Fourier coefficients at infinity

Question

Is there an obvious reason why Fourier coefficients of a given function cannot decay at infinity like, say, $\frac{1}{\sqrt{n}}$? Why do they have to decay like integer powers of $\frac{1}{n}$?

Answer 1

There is no reason whatsoever, and it is not true that Fourier coefficients must decay like integer powers of $1/n$. In fact, given a sequence $c_k$ of positive real numbers that tends to zero, there is a function $f\in L_1(0,2\pi)$ such that $\hat{f}(k)\geq c_k$ for all $k\in\mathbb{ Z}$. In other words, given any rate of decay, there is an integrable function on $(0,2\pi)$ whose Fourier coefficients have slower rate of decay.

If however you add some smoothness assumptions to $f$, such as-- $f$ is several times differentiable, then it is possible to prove that the Fourier coefficients have decay at a rate bounded by some polynomial rate of decay.

Answer 2

For any function $f$ is bounded variation $|\hat {f} (n)| \leq \frac M n$ where $M$ is the total variation of $f$. [Ref.

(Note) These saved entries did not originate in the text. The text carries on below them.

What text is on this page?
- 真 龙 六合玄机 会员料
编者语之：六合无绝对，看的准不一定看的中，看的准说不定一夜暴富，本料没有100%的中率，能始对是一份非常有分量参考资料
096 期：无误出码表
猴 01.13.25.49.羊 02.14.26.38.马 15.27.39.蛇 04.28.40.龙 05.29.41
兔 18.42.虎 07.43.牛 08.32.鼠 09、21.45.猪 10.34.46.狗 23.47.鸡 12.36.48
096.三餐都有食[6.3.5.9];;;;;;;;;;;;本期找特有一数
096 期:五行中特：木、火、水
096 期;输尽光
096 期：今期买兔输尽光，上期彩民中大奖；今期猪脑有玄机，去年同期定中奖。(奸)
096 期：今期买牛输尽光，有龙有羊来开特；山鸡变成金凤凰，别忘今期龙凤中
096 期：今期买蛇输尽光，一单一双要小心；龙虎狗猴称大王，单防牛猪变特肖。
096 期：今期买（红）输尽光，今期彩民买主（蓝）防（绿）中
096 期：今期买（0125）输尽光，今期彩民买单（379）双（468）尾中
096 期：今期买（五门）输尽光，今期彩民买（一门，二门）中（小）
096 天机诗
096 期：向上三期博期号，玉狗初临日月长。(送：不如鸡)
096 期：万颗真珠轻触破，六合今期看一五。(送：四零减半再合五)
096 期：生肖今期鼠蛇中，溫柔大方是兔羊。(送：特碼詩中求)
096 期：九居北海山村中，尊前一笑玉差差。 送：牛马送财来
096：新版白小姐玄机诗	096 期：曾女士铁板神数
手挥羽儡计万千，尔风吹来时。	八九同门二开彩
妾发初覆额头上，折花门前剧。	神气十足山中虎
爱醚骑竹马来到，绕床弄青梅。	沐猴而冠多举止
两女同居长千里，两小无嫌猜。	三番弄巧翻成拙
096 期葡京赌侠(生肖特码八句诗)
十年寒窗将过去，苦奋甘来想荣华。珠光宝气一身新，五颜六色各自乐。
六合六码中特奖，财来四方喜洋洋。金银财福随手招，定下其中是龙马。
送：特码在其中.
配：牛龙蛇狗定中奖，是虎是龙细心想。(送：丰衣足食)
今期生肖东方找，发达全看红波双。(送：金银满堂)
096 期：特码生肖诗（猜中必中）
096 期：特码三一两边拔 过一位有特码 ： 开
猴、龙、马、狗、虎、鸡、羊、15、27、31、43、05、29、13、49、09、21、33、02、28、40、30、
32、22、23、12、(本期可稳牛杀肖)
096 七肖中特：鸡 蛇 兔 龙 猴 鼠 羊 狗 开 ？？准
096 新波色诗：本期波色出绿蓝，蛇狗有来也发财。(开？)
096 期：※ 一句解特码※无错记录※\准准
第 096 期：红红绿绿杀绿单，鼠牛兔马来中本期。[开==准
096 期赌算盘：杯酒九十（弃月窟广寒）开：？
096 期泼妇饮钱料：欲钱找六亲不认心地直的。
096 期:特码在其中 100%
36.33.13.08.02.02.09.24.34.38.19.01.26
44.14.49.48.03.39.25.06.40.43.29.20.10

Fourier Series by Edwards]. Any piecewise differentiable function $f$ is of bounded variation.

Answer 3

They can very well decay like $\frac{1}{\sqrt{k}}$.

Look at this

$$s_{\frac{1}{2}} = \sum _{k=1}^{\infty } \frac{\sin (k x)}{\sqrt{k}} = \frac{1}{2} i \left(\text{Li}_{\frac{1}{2}}\left(e^{-i x}\right)-\text{Li}_{\frac{1}{2}}\left(e^{i x}\right)\right)$$

which gives well defined function of $x$ in terms of polylog functions.

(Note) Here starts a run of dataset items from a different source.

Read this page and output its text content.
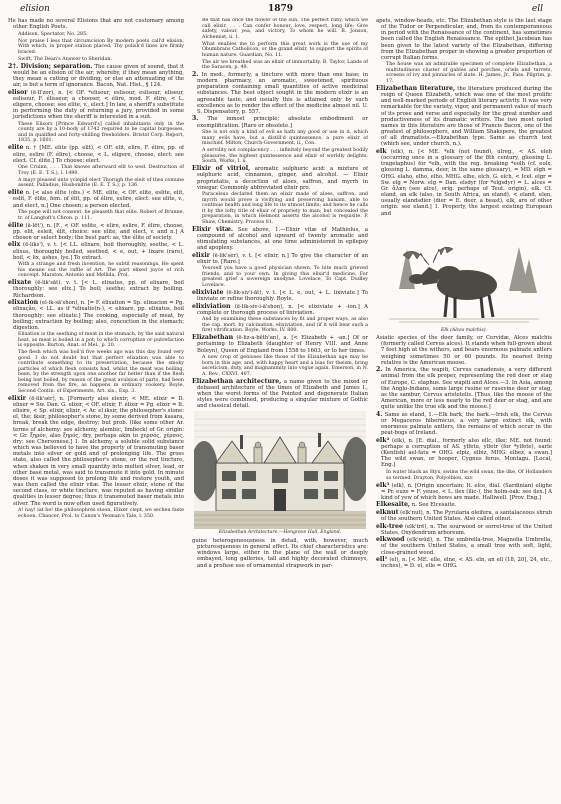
elision	1879	ell
He has made no several Elisions that are not customary among other English Poets.
Addison, Spectator, No. 285.
Nor praise I less that circumcision By modern poets call'd elision, With which, in proper station placed, Thy polish'd lines are firmly braced.
Swift, The Dean's Answer to Sheridan.
2†. Division; separation. The cause given of sound, that it would be an elision of the air, whereby, if they mean anything, they mean a cutting or dividing, or else an attenuating of the air, is but a term of ignorance. Bacon, Nat. Hist., § 124.
elisor (ē-lī'zor), n. [< OF. *elisour, eslisour, eslisour, eliseur, eslisour, F. élisseur, a chooser, < élire, mod. F. élire, < L. eligere, choose: see elite, v., elect.] In law, a sheriff's substitute in performing the duty of returning a jury, provided in some jurisdictions when the sheriff is interested in a suit.
These Elisors [Prince Edward's] called inhabitants only in the county are by a 10-body of 1742 required to be capital burgesses, and in qualified and forty-shilling freeholders. Bristol Corp. Report, 1835, p. 1601.
elite n. † [ME. elite (pp. elit), < OF. elit, elire, F. élire, pp. of elire, eslire (F. élire), choose, < L. eligere, choose, elect: see elect. Cf. élite.] To choose; elect.
One Cruinn, . . . That knowe afterward elit to wed. Destruction of Troy (E. E. T. S.), l. 1490.
A mayr pleased unto yclepid elect Thorugh the eleit of thes comune assent. Palladius, Husbondrie (E. E. T. S.), p. 136.
elite n. [< also élite (obs.) < ME. elite, < OF. elite, eslite, elit, eslit, F. élite, fem. of élit, pp. of élire, eslire, elect: see elite, v., and elect, n.] One chosen; a person elected.
The pope will not consent, he pleaseth that elite. Robert of Brunne, tr. of Langtoft's Chron. p. 111.
élite (ā-lēt'), n. [F., < OF. eslite, < elire, eslire, F. élire, choose, pp. elit, esleit, élit, choice: see elite, and elect, v. and n.] A chosen or select body; the best part: as, the élite of society.
elix (ē-liks'), v. t. [< LL. elixare, boil thoroughly, seethe, < L. elixus, thoroughly boiled, seethed, < e, out, + lixare (rare), boil, < lix, ashes, lye.] To extract.
With a strange and fresh invention, he subtil reasonings. He spent his meane out the raffle of Art. The part elixed juyce of rich conceipt. Marston, Antonio and Mellida, Prol.
elixate (ē-lik'sāt), v. t. [< L. elixatus, pp. of elixare, boil thoroughly: see elix.] To boil; seethe; extract by boiling. Richardson.
elixation (el-ik-sā'shon), n. [= F. élixation = Sp. elixacion = Pg. elixação, < LL. as if *elixatio(n-), < elixare, pp. elixatus, boil thoroughly: see elixate.] The cooking, especially of meat, by boiling; extraction by boiling; also, concoction in the stomach; digestion.
Elixation is the seething of meat in the stomach, by the said natural heat, as meat is boiled in a pot; to which corruption or putrefaction is opposite. Burton, Anat. of Mel., p. 20.
The flesh which was boil'd five weeks ago was this day found very good. I do not doubt but that perfect elixation was able to contribute something to its preservation, because the smoky particles of which flesh consists had, whilst the meat was boiling, been, by the strength upon one another far better than if the flesh being lost boiled, by reason of the great avulsion of parts, had been removed from the fire, as happens in ordinary cookery. Boyle, Second Contin. of Experiments, Art. xix., Exp. 3.
elixir (ē-lik'sėr), n. [Formerly also elexir; < ME. elixir = D. elixer = Sw. Dan. G. elixir, < OF. elixir, F. élixir = Pg. elixir = It. elisire, < Sp. elixir, elixir, < Ar. el iksir, the philosopher's stone: el, the; iksir, philosopher's stone, by some derived from kasara, break, break the edge, destroy; but prob. (like some other Ar. terms of alchemy: see alchemy, alembic, limbeck) of Gr. origin: < Gr. ξηρόν, also ξηρός, dry, perhaps akin to χερσός, χέρσος, dry: see Chersonese.] 1. In alchemy, a soluble solid substance which was believed to have the property of transmuting baser metals into silver or gold and of prolonging life. The gross state, also called the philosopher's stone, or the red tincture, when shaken in very small quantity into melted silver, lead, or other base metal, was said to transmute it into gold. In minute doses it was supposed to prolong life and restore youth, and was then called the elixir vitæ. The lesser elixir, stone of the second class, or white tincture, was reputed as having similar qualities in lesser degree; thus it transmuted baser metals into silver. The word is now often used figuratively.
A! nay! lat be! the philosophres stoon, Elixer clept, we sechen faste echoon. Chaucer, Prol. to Canon's Yeoman's Tale, l. 350.
Be that has once the flower of the sun, The perfect ruby, which we call elixir, . . . Can confer honour, love, respect, long life; Give safety, valour, yea, and victory, To whom he will. B. Jonson, Alchemist, ii. 1.
What enables me to perform this great work is the use of my Obumbrans Catholicon, or the grand elixir, to support the spirits of human nature. Guardian, No. 11.
The air we breathed was an elixir of immortality. B. Taylor, Lands of the Saracen, p. 49.
2. In med., formerly, a tincture with more than one base; in modern pharmacy, an aromatic, sweetened, spirituous preparation containing small quantities of active medicinal substances. The best object sought in the modern elixir is an agreeable taste, and usually this is attained only by such excellence as to render the effect of the medicine almost nil. U. S. Dispensatory, p. 557.
3. The inmost principle; absolute embodiment or exemplification. [Rare or obsolete.]
She is not only a kind of evil as hath any good or use in it, which many evils have, but a distill'd quintessence, a pure elixir of mischief. Milton, Church-Government, ii., Con.
A servility not complacency . . . infinitely beyond the greatest bodily pleasures, the highest quintessence and elixir of worldly delights. South, Works, I. ii.
Elixir of vitriol, aromatic sulphuric acid: a mixture of sulphuric acid, cinnamon, ginger, and alcohol. — Elixir proprietatis, a decoction of aloes, saffron, and myrrh in vinegar. Commonly abbreviated elixir pro.
Paracelsus declared them an elixir made of aloes, saffron, and myrrh would prove a vivifying and preserving balsam, able to continue health and long life to its utmost limits; and hence he calls it by the lofty title of elixir of propriety to man; but concealed the preparation, in which Helmont asserts the alcohol is requisite. P. Shaw, Chemistry, Process 81.
Elixir vitæ. See above, 1.—Elixir vitæ of Mathiolus, a compound of alcohol and upward of twenty aromatic and stimulating substances, at one time administered in epilepsy and apoplexy.
elixir (ē-lik'sėr), v. t. [< elixir, n.] To give the character of an elixir to. [Rare.]
Yourself you have a good physician shown, To bite much grieved friends, and to your own, In giving this elixir'd medicine, For greatest grief a sovereign anodyne. Lovelace, To Capt. Dudley Lovelace.
elixiviate (ē-lik-siv'i-āt), v. t. [< L. e, out, + L. lixiviate.] To lixiviate or refine thoroughly. Boyle.
elixiviation (ē-lik-siv-i-ā'shon), n. [< elixiviate + -ion.] A complete or thorough process of lixiviation.
And by examining these substances by fit and proper ways, as also the cap. mort. by calcination, elixiviation, and (if it will bear such a fire) vitrification. Boyle, Works, IV. 800.
Elizabethan (ē-liz-a-bēth'an), a. [< Elizabeth + -an.] Of or pertaining to Elizabeth (daughter of Henry VIII. and Anne Boleyn), Queen of England from 1558 to 1603, or to her times.
A new crop of geniuses like those of the Elizabethan age may be born in this age, and, with happy heart and a bias for theism, bring asceticism, duty, and magnanimity into vogue again. Emerson, in N. A. Rev., CXXVI. 407.
Elizabethan architecture, a name given to the mixed or debased architecture of the times of Elizabeth and James I., when the worst forms of the Pointed and degenerate Italian styles were combined, producing a singular mixture of Gothic and classical detail.
Elizabethan Architecture.—Hengrave Hall, England.
guine heterogeneousness in detail, with, however, much picturesqueness in general effect. Its chief characteristics are: windows large, either in the plane of the wall or deeply embayed, long galleries, tall and highly decorated chimneys, and a profuse use of ornamental strapwork in par-
apets, window-heads, etc. The Elizabethan style is the last stage of the Tudor or Perpendicular, and, from its contemporaneous in period with the Renaissance of the continent, has sometimes been called the English Renaissance. The epithet Jacobean has been given to the latest variety of the Elizabethan, differing from the Elizabethan proper in showing a greater proportion of corrupt Italian forms.
The house was an admirable specimen of complete Elizabethan, a multitudinous cluster of gables and porches, oriels and turrets, screens of ivy and pinnacles of slate. H. James, Jr., Pass. Pilgrim, p. 17.
Elizabethan literature, the literature produced during the reign of Queen Elizabeth, which was one of the most prolific and well-marked periods of English literary activity. It was very remarkable for the variety, vigor, and permanent value of much of its prose and verse and especially for the great number and productiveness of its dramatic writers. The two most noted names in this literature are those of Francis Bacon, one of the greatest of philosophers, and William Shakspere, the greatest of all dramatists.—Elizabethan type. Same as church text (which see, under church, n.).
elk (elk), n. [< ME. *elk (not found), ulreg., < AS. eleh (occurring once in a glossary of the 8th century, glossing L. tragelaphus) for *elh, with the reg. breaking *eolh (cf. eolx, glossing L. damma, deer, in the same glossary), = MD. elgh = OHG. elaho, elho, elho, MHG. elhe, elch, G. elch, < Icel. elgr = Sw. elg = Norw. elg = Dan. elsdyr (for *elgsdyr) = L. alces = Gr. ἄλκη (see alce), orig. perhaps of Teut. origin), elk. Cf. eland, an elk (also, in South Africa, an eland), < eland, elen, usually elandsdier (dier = E. deer, a beast), elk, are of other origin: see eland.] 1. Properly, the largest existing European and
Elk (Alces malchis).
Asiatic species of the deer family, or Cervidæ, Alces malchis (formerly called Cervus alces). It stands when full-grown about 7 feet high at the withers, and bears enormous palmate antlers weighing sometimes 50 or 60 pounds. Its nearest living relative is the American moose.
2. In America, the wapiti, Cervus canadensis, a very different animal from the elk proper, representing the red deer or stag of Europe, C. elaphus. See wapiti and Alces.—3. In Asia, among the Anglo-Indians, some large rusine or rusevine deer or stag, as the sambur, Cervus aristotelis. [Thus, like the moose of the American, more or less nearly to the red deer or stag, and are quite unlike the true elk and the moose.]
4. Same as eland, 1.—Elk bark, the bark.—Irish elk, the Cervus or Megaceros hibernicus, a very large extinct elk, with enormous palmate antlers, the remains of which occur in the peat-bogs of Ireland.
elk² (elk), n. [E. dial., formerly also ellc, ilke; ME. not found; perhaps a corruption of AS. ylfetu, ylfetr (for *ylfete), earle (Kentish) ael-fatu = OHG. elpiz, elbiz, MHG. elbez, a swan.] The wild swan, or hooper, Cygnus ferus. Montagu. [Local, Eng.]
In water black as Styx, swims the wild swan, the ilke, Of Hollanders so termed. Drayton, Polyolbion, xxv.
elk³ (elk), n. [Origin uncertain; It. elce, dial. (Sardinian) elighe = Pr. euze = F. yeuse, < L. ilex (ilic-), the holm-oak: see ilex.] A kind of yew of which bows are made. Halliwell. [Prov. Eng.]
Elkesaite, n. See Elcesaite.
elknut (elk'nut), n. The Pyrularia oleifera, a santalaceous shrub of the southern United States. Also called oilnut.
elk-tree (elk'trē), n. The sourwood or sorrel-tree of the United States, Oxydendrum arboreum.
elkwood (elk'wūd), n. The umbrella-tree, Magnolia Umbrella, of the southern United States, a small tree with soft, light, close-grained wood.
ell¹ (el), n. [< ME. elle, elne, < AS. eln, an ell (18, 20], 24, etc., inches), = D. el, elle = OHG.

It is antisymmetric, has period $2 \pi$ and for $x \to +0$ it behaves as $x \zeta \left(-\frac{1}{2}\right)+\frac{\sqrt{\frac{\pi }{2}}}{\sqrt{x}}$

For more general decays we have

$$s_{p}=\sum _{k=1}^{\infty } \frac{\sin (k x)}{k^p}= \frac{1}{2} i \left(\text{Li}_p\left(e^{-i x}\right)-\text{Li}_p\left(e^{i x}\right)\right)$$

In this case we have for $x \to +0$

$$s_{p} \simeq x^{p-1} \cos \left(\frac{\pi p}{2}\right) \Gamma (1-p)-\frac{1}{48} x^{p+2} \sin \left(\frac{\pi p}{2}\right) \Gamma (4-p)+x \zeta (p-1)$$

Answer 4

The Parseval's Theorem states that the average power of a signal equals the sum of the average power of its Fourier components. $$ \eqalign{ & f(t) = {{a_{\,0} } \over 2} + \sum\limits_{1\, \le \,n} {a_{\,n} \cos \left( {nt} \right) + b_{\,n} \sin \left( {nt} \right)} \quad \Rightarrow \cr & \Rightarrow \quad {1 \over {2\pi }}\int_{ - \pi }^\pi {f(t)^{\,2} dt} = \left( {{{a_{\,0} } \over 2}} \right)^{\,2} + {1 \over 2}\sum\limits_{1\, \le \,n} {\left( {a_{\,n} ^{\,2} + b_{\,n} ^{\,2} } \right)} \cr} $$

Thus, for a finite power signal, i.e. a phisycally possible signal, the sum of the squares of its components must converge.
Clearly, if the amplitudes decay as $1/ \sqrt{n}$, the overall power won't be finite.